Se ci pensate, tutte le storie che vi ho raccontato –personali e non– sono accomunate da una nota finale positiva, e ci aiutano a fare una riflessione su come sia possibile cambiare atteggiamento nei confronti del fallimento e provare a invertire la polarità del nostro pensiero a riguardo. Questo non significa trasformare il fallimento in qualcosa di totalmente positivo e da affrontare in continuazione senza soppesarlo adeguatamente, seguendo così il modello tipico degli startupper della Silicon Valley; bensì imparare a vederne le sfumature e cogliere gli insegnamenti che gli errori ci possono dare.
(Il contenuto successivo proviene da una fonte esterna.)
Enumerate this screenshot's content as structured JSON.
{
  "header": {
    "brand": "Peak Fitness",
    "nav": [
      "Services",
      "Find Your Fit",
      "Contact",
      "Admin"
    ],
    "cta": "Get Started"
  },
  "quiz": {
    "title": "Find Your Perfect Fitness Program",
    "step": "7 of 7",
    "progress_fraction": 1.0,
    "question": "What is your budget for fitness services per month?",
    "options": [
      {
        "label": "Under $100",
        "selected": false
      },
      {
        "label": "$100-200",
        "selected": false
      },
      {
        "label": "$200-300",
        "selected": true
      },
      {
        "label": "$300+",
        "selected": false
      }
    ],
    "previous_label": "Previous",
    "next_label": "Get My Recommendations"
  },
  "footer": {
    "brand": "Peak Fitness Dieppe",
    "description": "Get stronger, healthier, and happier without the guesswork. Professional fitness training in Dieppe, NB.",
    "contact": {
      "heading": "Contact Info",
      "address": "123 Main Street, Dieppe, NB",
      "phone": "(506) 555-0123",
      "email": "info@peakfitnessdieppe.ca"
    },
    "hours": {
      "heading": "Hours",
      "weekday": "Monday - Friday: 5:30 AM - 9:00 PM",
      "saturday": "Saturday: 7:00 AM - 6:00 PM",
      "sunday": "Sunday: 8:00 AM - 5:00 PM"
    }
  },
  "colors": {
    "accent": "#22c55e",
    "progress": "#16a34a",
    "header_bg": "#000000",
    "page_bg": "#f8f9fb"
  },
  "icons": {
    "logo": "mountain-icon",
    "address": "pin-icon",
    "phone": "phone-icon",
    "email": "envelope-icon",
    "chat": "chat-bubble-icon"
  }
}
In primis dovremmo imparare a superare alcuni blocchi mentali, evitando di ripeterci frasi come: 

  • “Non credo proprio di poterci riuscire”;
  •  “Le persone come me non sono brave in queste cose”;
  • “So che dovrei farlo, ma non so se voglio”.

Che alimentano le nostre paure e, come afferma la psicologa Amanda Crowell, fanno parte di quello che viene definito fallimento difensivo e ci impediscono di vivere ancora prima che di fallire. 

Il motivo principale per mettere da parte tutti questi ostacoli e uscire dalla comfort zone del non fare le cose, in modo da evitarsi un’eventuale dolore dovuto al mancato raggiungimento dei nostri obiettivi, è che la cosa peggiore che ci può capitare non tanto è la possibilità di ricevere un no o che le cose vadano male, bensì ritrovarsi a distanza di tempo con l’interrogativo:

“Cosa sarebbe successo se ci avessi provato?”.

Quindi, riprendendo la citazione iniziale, proviamo ad ignorare il ristorante che incontriamo durante la scalata verso la vetta e continuiamo ad avanzare per raggiungere il punto più alto della nostra montagna personale, magari indossando una maglietta personalizzata su cui spicca la scritta rossa “X FACTOR CREW”.